One "sin" that he confessed to committing, "following a misguided government policy," was draining swamps to turn them into farmland. In consequence, the streams that depended on these wetlands dried up, he lamented. Now environmental authorities are demanding that landowners restore wetlands on their property.

The prosperity of Río Verde was not only built on modern agricultural techniques. Another point of pride for Soares is that he helped contribute to the creation of the Cooperative of Rural Producers of Southwest Goiás (COMIGO), which was founded in 1975 by 50 members and today has more than 3,800.

The cooperative’s enormous agribusiness complex, which includes plants that produce soy bean oil, fertilisers, milk, soap and seeds, as well as stores and other businesses that operate in several municipalities in the region, employs some 1,300 people.

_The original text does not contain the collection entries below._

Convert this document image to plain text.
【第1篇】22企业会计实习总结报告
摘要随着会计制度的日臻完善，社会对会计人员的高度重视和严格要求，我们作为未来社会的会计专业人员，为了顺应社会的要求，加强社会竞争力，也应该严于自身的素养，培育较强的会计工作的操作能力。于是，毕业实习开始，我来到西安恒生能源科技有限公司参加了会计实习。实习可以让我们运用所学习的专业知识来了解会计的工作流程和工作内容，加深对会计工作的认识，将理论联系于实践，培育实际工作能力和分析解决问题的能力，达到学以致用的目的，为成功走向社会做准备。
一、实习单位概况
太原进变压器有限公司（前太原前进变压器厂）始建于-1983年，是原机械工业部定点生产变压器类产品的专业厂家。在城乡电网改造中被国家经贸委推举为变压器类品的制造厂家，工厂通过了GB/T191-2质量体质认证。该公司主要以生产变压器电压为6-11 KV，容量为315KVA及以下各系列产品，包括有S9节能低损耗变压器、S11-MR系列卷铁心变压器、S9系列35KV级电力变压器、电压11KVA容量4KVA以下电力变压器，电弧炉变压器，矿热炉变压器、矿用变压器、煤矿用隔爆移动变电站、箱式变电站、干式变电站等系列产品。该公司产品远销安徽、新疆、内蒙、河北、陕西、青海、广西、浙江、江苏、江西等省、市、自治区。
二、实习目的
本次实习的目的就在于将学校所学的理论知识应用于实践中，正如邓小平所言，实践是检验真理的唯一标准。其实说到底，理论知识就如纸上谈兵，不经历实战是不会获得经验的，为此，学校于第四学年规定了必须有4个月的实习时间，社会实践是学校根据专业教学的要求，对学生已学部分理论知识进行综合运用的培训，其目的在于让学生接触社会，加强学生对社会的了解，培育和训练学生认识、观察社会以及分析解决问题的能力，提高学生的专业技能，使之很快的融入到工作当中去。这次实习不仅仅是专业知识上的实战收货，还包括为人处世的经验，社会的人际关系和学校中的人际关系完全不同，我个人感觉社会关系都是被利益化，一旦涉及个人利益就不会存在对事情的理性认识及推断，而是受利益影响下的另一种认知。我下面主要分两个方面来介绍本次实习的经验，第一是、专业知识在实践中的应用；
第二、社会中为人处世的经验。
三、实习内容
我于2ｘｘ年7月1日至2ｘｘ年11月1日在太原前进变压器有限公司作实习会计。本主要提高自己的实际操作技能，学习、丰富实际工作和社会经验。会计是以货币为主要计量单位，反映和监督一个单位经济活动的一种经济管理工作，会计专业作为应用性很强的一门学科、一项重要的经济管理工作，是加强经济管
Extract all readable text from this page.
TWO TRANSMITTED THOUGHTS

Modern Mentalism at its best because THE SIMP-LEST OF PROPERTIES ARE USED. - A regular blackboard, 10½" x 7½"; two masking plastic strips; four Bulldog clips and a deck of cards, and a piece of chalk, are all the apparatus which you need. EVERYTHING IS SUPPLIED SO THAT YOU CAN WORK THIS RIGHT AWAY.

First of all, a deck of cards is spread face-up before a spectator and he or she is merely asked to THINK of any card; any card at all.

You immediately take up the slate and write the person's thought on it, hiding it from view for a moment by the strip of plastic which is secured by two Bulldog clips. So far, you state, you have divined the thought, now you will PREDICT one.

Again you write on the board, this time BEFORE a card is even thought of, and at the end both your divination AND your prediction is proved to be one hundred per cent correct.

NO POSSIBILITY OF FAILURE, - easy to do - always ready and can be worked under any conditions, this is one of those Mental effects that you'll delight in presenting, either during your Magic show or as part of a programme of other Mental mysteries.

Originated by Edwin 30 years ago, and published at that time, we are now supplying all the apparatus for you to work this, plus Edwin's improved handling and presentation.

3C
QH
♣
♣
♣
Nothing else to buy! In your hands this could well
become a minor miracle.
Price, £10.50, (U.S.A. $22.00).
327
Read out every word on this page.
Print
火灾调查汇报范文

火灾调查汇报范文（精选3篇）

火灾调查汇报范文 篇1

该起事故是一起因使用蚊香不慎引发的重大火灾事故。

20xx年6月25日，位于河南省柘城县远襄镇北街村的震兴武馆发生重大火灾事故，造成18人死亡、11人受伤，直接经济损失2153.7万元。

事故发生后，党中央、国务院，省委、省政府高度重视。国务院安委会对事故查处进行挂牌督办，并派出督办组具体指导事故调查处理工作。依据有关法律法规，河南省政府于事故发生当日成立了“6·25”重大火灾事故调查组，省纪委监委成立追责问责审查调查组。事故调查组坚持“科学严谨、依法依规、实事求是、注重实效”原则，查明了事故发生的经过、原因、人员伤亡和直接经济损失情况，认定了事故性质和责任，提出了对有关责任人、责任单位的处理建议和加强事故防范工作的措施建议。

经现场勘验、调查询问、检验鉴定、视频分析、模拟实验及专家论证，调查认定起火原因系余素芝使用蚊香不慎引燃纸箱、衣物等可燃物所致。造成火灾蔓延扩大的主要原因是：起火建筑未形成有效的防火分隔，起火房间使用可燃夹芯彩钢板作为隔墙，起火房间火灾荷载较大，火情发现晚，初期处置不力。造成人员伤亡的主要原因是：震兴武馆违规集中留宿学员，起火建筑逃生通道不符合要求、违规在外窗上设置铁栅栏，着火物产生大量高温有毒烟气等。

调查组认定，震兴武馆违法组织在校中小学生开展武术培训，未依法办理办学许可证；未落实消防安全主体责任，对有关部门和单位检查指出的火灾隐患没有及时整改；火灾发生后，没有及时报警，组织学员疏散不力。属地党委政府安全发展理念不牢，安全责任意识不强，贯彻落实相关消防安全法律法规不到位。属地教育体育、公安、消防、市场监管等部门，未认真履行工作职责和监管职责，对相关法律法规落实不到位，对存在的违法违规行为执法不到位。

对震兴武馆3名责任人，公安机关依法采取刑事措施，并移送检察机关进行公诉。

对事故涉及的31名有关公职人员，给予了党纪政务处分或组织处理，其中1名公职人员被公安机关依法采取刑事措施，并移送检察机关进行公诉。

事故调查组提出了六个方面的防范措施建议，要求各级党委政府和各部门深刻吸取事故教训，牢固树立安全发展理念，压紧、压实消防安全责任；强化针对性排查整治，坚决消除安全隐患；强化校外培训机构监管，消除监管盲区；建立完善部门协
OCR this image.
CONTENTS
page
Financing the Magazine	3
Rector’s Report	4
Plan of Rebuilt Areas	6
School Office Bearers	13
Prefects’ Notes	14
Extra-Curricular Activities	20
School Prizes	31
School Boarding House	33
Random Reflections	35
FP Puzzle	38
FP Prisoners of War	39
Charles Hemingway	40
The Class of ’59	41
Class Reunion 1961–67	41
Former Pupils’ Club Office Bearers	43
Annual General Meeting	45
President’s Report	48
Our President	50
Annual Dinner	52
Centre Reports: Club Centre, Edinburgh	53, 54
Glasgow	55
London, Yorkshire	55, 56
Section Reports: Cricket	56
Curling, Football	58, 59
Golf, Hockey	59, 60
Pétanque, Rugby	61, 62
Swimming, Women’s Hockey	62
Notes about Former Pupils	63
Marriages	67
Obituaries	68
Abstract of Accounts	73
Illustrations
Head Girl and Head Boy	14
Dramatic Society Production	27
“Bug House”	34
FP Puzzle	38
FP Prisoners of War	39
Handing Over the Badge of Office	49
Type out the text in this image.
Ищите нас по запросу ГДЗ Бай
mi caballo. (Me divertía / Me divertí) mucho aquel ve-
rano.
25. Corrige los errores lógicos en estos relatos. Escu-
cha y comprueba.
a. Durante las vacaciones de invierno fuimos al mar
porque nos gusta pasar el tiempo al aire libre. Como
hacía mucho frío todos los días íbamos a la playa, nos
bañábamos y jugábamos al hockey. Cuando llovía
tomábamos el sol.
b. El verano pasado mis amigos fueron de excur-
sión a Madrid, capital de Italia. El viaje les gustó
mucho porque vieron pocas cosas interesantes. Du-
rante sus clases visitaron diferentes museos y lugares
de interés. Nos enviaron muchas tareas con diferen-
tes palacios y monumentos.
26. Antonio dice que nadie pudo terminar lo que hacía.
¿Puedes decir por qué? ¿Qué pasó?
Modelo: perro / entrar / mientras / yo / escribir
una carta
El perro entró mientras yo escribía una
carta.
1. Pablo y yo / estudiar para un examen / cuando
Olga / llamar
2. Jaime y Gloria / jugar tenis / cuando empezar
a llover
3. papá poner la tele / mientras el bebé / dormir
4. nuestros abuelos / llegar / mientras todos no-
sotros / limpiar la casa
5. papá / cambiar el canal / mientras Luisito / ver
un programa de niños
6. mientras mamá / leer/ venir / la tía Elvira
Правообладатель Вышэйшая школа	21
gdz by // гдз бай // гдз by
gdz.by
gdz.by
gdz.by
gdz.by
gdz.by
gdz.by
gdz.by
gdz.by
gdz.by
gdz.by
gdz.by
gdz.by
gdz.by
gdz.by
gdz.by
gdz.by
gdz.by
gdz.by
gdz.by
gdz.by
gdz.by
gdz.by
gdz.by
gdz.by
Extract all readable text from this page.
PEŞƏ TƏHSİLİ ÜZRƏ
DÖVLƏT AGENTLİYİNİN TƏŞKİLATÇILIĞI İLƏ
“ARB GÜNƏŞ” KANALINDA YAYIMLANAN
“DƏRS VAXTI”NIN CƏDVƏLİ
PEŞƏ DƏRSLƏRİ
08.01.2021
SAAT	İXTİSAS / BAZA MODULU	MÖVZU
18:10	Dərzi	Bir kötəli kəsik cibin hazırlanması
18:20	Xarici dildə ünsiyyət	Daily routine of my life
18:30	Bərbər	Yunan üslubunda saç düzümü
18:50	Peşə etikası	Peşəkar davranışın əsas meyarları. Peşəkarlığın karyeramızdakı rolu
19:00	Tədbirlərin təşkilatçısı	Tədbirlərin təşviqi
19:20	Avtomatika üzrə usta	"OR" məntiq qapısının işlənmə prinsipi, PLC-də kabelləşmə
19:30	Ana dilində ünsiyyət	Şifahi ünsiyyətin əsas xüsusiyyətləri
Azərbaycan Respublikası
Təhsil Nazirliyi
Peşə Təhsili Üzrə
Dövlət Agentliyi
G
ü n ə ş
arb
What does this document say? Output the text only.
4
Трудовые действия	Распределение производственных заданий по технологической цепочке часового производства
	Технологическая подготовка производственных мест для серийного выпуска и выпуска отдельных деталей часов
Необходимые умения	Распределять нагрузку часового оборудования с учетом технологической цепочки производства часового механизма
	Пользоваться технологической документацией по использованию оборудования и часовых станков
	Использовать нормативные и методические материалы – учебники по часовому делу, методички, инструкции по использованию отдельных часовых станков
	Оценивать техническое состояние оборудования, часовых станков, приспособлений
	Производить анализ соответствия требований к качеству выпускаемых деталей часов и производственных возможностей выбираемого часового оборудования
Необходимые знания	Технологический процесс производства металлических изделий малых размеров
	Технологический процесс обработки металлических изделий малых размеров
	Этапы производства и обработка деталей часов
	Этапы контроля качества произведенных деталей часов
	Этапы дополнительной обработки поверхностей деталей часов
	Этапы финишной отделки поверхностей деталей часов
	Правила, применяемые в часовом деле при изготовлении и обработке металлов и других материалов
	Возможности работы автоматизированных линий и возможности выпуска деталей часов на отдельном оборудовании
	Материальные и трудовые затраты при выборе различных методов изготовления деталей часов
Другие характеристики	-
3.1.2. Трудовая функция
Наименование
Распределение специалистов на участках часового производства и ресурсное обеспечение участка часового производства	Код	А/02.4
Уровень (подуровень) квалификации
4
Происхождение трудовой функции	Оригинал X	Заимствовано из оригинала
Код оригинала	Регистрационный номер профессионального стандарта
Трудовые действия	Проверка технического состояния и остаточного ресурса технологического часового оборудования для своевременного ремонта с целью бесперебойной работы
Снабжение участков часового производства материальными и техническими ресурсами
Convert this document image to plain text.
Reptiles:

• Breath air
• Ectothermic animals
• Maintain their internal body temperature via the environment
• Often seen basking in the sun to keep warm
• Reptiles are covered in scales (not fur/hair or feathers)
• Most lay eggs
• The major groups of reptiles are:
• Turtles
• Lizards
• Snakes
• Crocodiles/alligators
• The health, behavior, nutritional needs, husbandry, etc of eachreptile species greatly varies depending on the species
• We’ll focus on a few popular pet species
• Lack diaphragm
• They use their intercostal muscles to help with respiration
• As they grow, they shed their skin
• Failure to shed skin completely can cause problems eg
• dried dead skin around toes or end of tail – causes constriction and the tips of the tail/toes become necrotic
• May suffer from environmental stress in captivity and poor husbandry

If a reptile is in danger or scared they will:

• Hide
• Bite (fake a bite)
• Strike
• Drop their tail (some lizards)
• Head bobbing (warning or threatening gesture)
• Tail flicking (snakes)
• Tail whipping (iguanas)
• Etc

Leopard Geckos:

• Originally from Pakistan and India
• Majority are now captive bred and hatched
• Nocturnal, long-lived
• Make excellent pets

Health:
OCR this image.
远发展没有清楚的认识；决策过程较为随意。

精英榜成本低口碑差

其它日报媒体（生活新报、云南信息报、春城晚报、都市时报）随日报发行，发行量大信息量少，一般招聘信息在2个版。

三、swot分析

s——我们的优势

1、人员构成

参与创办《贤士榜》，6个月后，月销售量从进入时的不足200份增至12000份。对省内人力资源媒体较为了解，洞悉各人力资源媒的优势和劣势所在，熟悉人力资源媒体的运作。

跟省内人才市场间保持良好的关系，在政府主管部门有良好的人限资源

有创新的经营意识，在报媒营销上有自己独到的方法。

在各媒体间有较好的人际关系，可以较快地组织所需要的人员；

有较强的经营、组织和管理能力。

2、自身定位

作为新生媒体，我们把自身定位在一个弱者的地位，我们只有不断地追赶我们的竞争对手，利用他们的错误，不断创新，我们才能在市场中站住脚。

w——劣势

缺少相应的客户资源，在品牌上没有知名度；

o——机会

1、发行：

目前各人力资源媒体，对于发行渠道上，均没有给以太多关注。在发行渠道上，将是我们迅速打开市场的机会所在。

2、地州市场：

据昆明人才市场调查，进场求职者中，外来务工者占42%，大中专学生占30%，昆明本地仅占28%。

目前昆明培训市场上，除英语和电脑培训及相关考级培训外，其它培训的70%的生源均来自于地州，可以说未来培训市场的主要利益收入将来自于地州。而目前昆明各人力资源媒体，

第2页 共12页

COMIGO is one of the engines of the economy of southwest Goiás, along with a foreign soy bean oil company and a chicken and pork processor that opened in Río Verde in 1997 and employs 7,600 people, besides purchasing the production of hundreds of local poultry and pork farms.

But the huge increase in pork and poultry production has also generated environmental problems, caused by animal and chemical waste. Since the area’s sandy clay soil is capable of holding little waste, the runoff ends up polluting water sources.

One solution, Soares said, would be to use the waste to produce biogas and biodiesel.

The agribusiness companies also ensure local demand for diversified production and support a large number of small industries and services.

And technical assistance for farmers is no longer a problem, because today the municipality has 400 agronomists, compared to the four that Soares initially trained after moving to Río Verde 33 years ago.